Résumé

Amoureux des dictionnaires, Georges Perec, dans son travail d'écrivain, les utilise à la fois comme réservoir lexical, modèle structural, lieu de mémoire collective et piège pragmatique. Issus d'une exploration quasi exhaustive des dictionnaires, les lexiques perecquiens sont pourtant marqués par leur aspect systématiquement lacunaire lié aux contraintes souvent draconiennes que se fixe l'écrivain. Par ailleurs, Perec emprunte aux dictionnaires quatre principales formes récurrentes dans toute son œuvre : la liste (brute ou intégrée au récit), le classement alphabétique (et ses divers avatars), la définition et la notice. En outre, dans une histoire personnelle marquée par les ruptures de la guerre et la tragédie des camps, le savoir encyclopédique représente le seul ensemble de références stables et fiables, et presque une manière de substitut parental. Mais, par un retournement paradoxal, une grande partie du travail perecquien tend aussi à pervertir ces certitudes et à les mettre au service d'une écriture de la ruse en élaborant de méticuleuses machines à piéger le lecteur dont les dictionnaires ne constituent pas les rouages les moins efficaces.

Summary

Georges Perec loved dictionaries : they provided him with a lexical bank, a structural model, direct access to collective memory and a practical means to ensnare the reader. Perec's word lists, which are the product of copious explorations of dictionaries, are nonetheless systematically incomplete, due to the often draconian constraints which he imposed upon his work.

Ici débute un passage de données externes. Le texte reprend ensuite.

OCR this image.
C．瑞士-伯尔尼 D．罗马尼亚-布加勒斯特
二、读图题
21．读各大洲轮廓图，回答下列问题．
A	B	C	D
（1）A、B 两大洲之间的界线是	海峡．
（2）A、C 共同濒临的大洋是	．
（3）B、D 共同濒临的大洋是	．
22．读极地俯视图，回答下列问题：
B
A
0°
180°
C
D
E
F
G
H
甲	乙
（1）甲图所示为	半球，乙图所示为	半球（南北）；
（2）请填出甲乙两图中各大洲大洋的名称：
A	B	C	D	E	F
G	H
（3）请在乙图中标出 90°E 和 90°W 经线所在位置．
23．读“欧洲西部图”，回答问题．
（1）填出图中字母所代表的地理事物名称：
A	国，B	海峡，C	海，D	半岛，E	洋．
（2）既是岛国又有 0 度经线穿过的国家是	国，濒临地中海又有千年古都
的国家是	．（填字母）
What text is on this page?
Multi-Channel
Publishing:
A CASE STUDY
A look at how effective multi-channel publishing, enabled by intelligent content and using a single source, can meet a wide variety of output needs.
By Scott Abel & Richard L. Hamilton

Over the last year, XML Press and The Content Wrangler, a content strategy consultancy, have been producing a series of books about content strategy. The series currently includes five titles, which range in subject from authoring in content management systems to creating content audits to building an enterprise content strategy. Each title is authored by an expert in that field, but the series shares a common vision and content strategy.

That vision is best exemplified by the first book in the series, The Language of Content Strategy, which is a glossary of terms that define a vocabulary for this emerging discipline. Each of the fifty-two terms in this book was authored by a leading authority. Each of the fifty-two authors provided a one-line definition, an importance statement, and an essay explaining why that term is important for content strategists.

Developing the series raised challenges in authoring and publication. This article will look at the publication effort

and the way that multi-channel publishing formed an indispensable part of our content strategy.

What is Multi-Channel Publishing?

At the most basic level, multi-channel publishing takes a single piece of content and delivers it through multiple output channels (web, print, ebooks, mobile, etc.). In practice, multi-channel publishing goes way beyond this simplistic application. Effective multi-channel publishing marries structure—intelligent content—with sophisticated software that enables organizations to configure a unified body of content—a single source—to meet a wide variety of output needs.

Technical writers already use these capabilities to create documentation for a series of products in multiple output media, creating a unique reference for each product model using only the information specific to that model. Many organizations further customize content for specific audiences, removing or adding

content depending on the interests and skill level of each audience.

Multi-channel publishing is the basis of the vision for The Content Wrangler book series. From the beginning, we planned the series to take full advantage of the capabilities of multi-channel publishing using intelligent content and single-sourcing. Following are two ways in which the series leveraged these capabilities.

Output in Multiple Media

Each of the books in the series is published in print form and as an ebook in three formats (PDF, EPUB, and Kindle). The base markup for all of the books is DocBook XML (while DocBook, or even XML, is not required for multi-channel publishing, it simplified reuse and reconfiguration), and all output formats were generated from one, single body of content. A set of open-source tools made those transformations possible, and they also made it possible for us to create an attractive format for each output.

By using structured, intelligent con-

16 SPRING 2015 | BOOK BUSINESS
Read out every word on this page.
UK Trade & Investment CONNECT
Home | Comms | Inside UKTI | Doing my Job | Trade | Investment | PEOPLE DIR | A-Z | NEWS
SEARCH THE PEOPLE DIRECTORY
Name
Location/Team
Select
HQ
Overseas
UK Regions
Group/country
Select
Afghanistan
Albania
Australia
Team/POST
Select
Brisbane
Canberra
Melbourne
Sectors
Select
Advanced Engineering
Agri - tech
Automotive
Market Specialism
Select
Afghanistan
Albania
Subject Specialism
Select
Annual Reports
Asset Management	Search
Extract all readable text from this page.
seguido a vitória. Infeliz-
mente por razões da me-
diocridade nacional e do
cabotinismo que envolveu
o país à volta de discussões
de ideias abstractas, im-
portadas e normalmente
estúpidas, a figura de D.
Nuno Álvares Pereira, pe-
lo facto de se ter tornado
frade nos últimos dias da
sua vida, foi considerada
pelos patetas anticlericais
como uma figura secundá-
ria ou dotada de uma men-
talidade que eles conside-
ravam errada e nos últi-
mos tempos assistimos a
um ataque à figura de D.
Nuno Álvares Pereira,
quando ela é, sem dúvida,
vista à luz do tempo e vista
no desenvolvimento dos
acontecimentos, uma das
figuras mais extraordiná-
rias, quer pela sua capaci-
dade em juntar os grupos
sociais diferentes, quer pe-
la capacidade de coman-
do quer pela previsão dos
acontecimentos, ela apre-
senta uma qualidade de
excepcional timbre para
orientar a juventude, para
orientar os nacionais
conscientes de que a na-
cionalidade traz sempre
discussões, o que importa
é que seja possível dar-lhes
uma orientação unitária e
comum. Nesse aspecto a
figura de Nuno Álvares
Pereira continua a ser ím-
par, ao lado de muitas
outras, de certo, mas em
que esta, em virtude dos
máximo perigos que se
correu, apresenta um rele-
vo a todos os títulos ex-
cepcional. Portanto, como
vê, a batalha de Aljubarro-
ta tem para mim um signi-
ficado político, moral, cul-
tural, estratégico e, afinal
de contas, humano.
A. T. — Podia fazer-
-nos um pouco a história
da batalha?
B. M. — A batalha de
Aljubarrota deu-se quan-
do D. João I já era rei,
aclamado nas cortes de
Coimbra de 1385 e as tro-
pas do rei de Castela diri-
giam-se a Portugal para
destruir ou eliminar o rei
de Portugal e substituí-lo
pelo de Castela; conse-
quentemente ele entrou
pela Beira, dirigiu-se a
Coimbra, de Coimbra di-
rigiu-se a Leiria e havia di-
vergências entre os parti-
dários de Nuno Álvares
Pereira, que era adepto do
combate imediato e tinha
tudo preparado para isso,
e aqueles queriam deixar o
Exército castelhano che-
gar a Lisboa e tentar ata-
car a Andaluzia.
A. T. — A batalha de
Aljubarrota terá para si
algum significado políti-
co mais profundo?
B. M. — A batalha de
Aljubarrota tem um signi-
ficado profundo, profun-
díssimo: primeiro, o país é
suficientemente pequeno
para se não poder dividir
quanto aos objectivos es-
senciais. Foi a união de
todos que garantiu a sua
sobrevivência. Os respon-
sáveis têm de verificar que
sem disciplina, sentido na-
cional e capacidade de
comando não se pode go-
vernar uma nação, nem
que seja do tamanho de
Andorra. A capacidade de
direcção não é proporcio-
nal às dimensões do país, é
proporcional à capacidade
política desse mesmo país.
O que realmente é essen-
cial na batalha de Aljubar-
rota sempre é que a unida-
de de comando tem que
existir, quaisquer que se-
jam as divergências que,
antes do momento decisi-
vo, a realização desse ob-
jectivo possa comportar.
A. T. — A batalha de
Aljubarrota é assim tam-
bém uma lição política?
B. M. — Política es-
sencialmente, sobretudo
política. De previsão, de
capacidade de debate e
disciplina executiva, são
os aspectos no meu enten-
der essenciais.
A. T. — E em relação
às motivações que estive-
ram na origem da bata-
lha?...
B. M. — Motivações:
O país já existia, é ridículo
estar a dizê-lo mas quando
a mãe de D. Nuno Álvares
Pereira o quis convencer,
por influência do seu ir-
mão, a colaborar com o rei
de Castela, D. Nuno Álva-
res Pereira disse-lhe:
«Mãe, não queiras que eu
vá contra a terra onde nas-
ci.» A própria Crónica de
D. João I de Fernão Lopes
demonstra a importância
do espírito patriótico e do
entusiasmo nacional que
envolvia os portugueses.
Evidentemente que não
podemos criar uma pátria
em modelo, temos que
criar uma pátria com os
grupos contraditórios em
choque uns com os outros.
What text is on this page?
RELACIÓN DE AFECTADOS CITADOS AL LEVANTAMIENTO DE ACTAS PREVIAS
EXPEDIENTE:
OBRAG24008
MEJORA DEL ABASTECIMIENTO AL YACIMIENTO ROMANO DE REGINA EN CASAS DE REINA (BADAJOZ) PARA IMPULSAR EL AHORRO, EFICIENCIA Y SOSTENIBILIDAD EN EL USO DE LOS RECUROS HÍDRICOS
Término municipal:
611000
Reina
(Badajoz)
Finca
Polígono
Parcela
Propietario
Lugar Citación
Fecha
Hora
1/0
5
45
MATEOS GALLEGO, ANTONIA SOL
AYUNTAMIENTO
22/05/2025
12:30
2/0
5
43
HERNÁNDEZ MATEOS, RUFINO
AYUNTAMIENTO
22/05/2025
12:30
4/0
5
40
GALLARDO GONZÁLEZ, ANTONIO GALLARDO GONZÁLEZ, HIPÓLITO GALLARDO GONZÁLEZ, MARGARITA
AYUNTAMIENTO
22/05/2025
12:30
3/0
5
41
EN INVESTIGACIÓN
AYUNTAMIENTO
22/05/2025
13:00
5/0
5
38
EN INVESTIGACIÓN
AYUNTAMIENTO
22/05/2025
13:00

Four patterns derived from the dictionary consistently appear in Perec's books : the list (presented as such or integrated within a narrative), the alphabetical ordering (under various guises), the definition, and the format of individual entries. For Perec, whose personal history was tragically disrupted by the Second World War, and particularly the Holocaust, encyclopaedic knowledge provided stable and reliable points of reference, acting as a kind of parental substitute. But, conversely and significantly, Perec often tended to subvert the very certainties that these reference works offer, using their characteristics to create elaborate and delightfully misleading structures.